Ich meine, der Gesetzgeber denkt sich was, und die Gerichte halten sich nicht dran?
(Es wäre was anderes, wenn das Gesetz keine nähere Bestimmung enthält und das BGer dann die Rahmenbedingungen festlegt. Aber hier erklärt das BGer einfach einen Satz für Ungültig)….
Und in so einer Bananenrepublik soll ich mich ans Gesetz halten?
Oder Steuern zahlen?
Gut, ich habs mir durchgelesen.
Das Bundesgericht hat sich selber disqualifiziert, in dem es Bundesrecht biegt und bricht.
Amnesty International kann dann wieder jammern “Es herrscht eine defacto straflosigkeit für Polizeibeamte in der Schweiz.”

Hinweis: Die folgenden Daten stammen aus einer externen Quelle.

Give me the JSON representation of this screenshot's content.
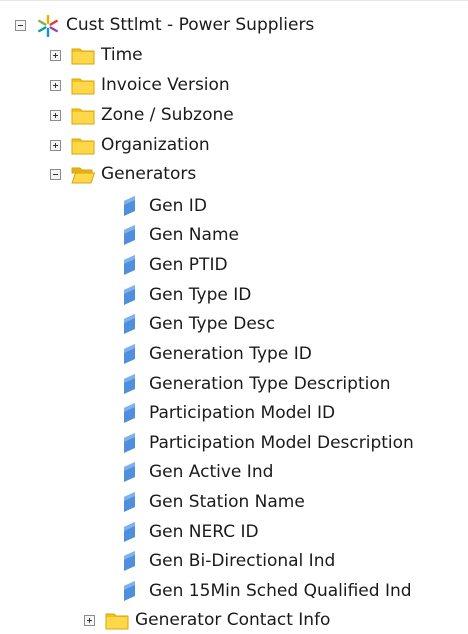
{
  "tree": {
    "root": {
      "label": "Cust Sttlmt - Power Suppliers",
      "icon": "spark-star-icon",
      "expanded": true
    },
    "folders_before": [
      {
        "label": "Time",
        "icon": "folder-icon",
        "expanded": false
      },
      {
        "label": "Invoice Version",
        "icon": "folder-icon",
        "expanded": false
      },
      {
        "label": "Zone / Subzone",
        "icon": "folder-icon",
        "expanded": false
      },
      {
        "label": "Organization",
        "icon": "folder-icon",
        "expanded": false
      }
    ],
    "open_folder": {
      "label": "Generators",
      "icon": "open-folder-icon",
      "expanded": true
    },
    "attributes": [
      "Gen ID",
      "Gen Name",
      "Gen PTID",
      "Gen Type ID",
      "Gen Type Desc",
      "Generation Type ID",
      "Generation Type Description",
      "Participation Model ID",
      "Participation Model Description",
      "Gen Active Ind",
      "Gen Station Name",
      "Gen NERC ID",
      "Gen Bi-Directional Ind",
      "Gen 15Min Sched Qualified Ind"
    ],
    "child_folder": {
      "label": "Generator Contact Info",
      "icon": "folder-icon",
      "expanded": false
    }
  },
  "colors": {
    "folder": "#f3c21a",
    "folder_dark": "#d9a40c",
    "attribute": "#4f8fdc",
    "toggle_border": "#8c8c8c"
  }
}
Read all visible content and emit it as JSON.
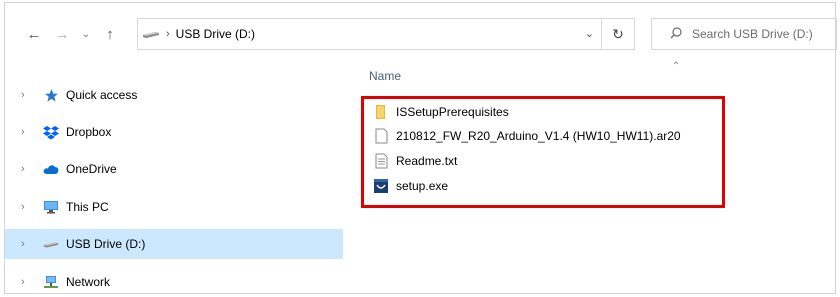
{
  "address_bar": {
    "back_icon": "arrow-left-icon",
    "forward_icon": "arrow-right-icon",
    "recent_icon": "chevron-down-icon",
    "up_icon": "arrow-up-icon",
    "drive_icon": "usb-drive-icon",
    "path": "USB Drive (D:)",
    "refresh_icon": "refresh-icon"
  },
  "search": {
    "placeholder": "Search USB Drive (D:)"
  },
  "nav_pane": {
    "items": [
      {
        "label": "Quick access",
        "icon": "star-icon"
      },
      {
        "label": "Dropbox",
        "icon": "dropbox-icon"
      },
      {
        "label": "OneDrive",
        "icon": "cloud-icon"
      },
      {
        "label": "This PC",
        "icon": "monitor-icon"
      },
      {
        "label": "USB Drive (D:)",
        "icon": "usb-drive-icon",
        "selected": true
      },
      {
        "label": "Network",
        "icon": "network-icon"
      }
    ]
  },
  "content": {
    "column_header": "Name",
    "files": [
      {
        "name": "ISSetupPrerequisites",
        "icon": "folder-icon"
      },
      {
        "name": "210812_FW_R20_Arduino_V1.4 (HW10_HW11).ar20",
        "icon": "file-icon"
      },
      {
        "name": "Readme.txt",
        "icon": "text-file-icon"
      },
      {
        "name": "setup.exe",
        "icon": "installer-icon"
      }
    ]
  },
  "colors": {
    "selection": "#cce8ff",
    "highlight_border": "#e00000",
    "header_text": "#4c607a"
  }
}
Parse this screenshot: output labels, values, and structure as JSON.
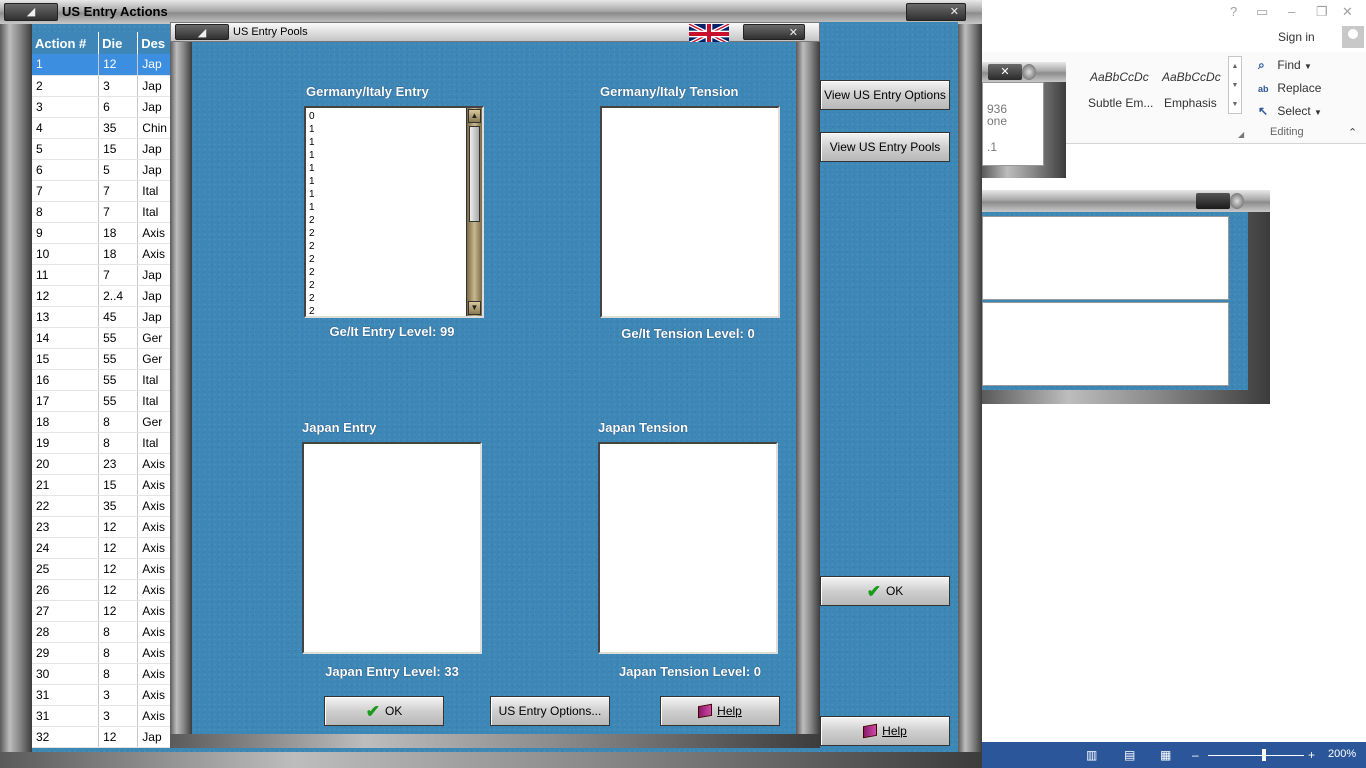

Und ich kann meine langjährige Selbstjustiz-Praxis guten Gewissens fortsetzen und dezent ausbauen.
(Konkret heisst das, dass ich in Zukunft einfach Namen und Daten von fehlbaren Beamten veröffentlichen werde, da ja eine Strafanzeige nix bringt. Ist effektiver und weniger aufwendig).
Bin ich froh, dass wir das geklärt haben und ich guten Gewissens ein eigenes öffentliches Behörden-Verzeichnis online stellen werde.
In einem mir bekannten Fall wurde gerügt, dass alle (!) Einvernahmen von MItbeschuldigten und Auskunftspersonen unter Verweigerung der Teilnahmerechte der Verteidigung durchgeführt wurden. Das Bundesgericht setzte sich mit diesem Einwand nicht auseinander, sondern stellte lapidar fest, es sei nicht gerügt worden, bei welchen Einvernahmen die Teilnahmerechte verletzt wurden…
Das wundert mich nicht. “Alle” Einvernahmen riecht so appellatorisch.
Ist schon so. Aber es war eben tatsächlich bei allen Einvernahmen der Fall (und das BGer scheint offenbar die Frage der Verweigerung der Teilnahmerechte bei Einvernahmen nicht beantworten zu wollen). Aber das ist eine andere Geschichte.